Microsoft is urging all users of Windows, no matter where they are located in the world, to install the June update as soon as possible because it addresses a significant security flaw that has already been exploited by malicious actors. Everyone who is using a version of Windows 7, 10, or 11 should immediately upgrade to the most recent software version that includes the most recent update.
Following the discovery of a significant security flaw known as Follina a few days ago by researchers in the field of information security, a new version has been released. They even alerted Microsoft of the vulnerability, but the software giant did not pay attention to their study and instead disregarded its worries.
Follina is a complex vulnerability that may be infected via the use of applications such as Microsoft Word. Hackers from China have previously carried out attacks on Tibetans by infecting their computers with malware via the use of Word documents.
The Follina vulnerability gives the attacker the ability to seize control of the Microsoft Support Diagnostic Tool (MSDT), which serves as their portal for accessing the applications on a system, installing new software, and creating new user accounts on a machine that has been compromised. Users of Windows who are using a version other than Windows 10 or Windows 11 are required to apply the appropriate firmware updates, KB5014699 and KB5014697, respectively.

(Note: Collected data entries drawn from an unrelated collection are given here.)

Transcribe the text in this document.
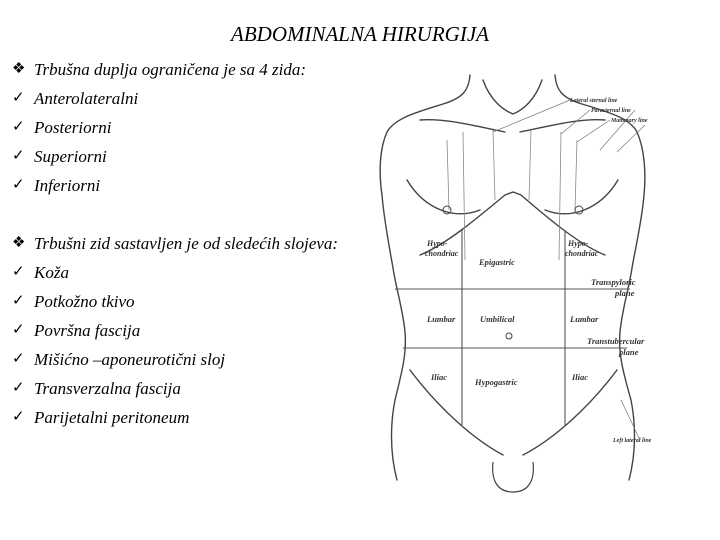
ABDOMINALNA HIRURGIJA
❖ Trbušna duplja ograničena je sa 4 zida:
✓ Anterolateralni
✓ Posteriorni
✓ Superiorni
✓ Inferiorni
❖ Trbušni zid sastavljen je od sledećih slojeva:
✓ Koža
✓ Potkožno tkivo
✓ Površna fascija
✓ Mišićno –aponeurotični sloj
✓ Transverzalna fascija
✓ Parijetalni peritoneum
Lateral sternal line
Parasternal line
Mammary line
Transpyloric
plane
Transtubercular
plane
Left lateral line
Hypo-
chondriac
Hypo-
chondriac
Epigastric
Lumbar	Umbilical	Lumbar
Iliac	Hypogastric	Iliac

As Microsoft has told its users, "Microsoft highly advises that customers apply the patches in order to be completely protected against the vulnerability." [Citation needed] It goes on to say that customers who have their systems set up to automatically get updates do not need any further action on their part.
In addition to the incident that we discussed in this post, the Follina exploit has been used in a phishing campaign to target government agencies in both the United States and Europe. During this campaign, a message was sent with an attachment that carried the malware that was used to infect the systems that were being targeted.
Microsoft Office 2013 and subsequent versions, including Office 2021, have been discovered to be susceptible to the assaults. This was previously revealed by our team. On computers running Windows 10 or Windows 11, some versions of the software that come along with a license for Microsoft 365 might also contain exploitable security flaws.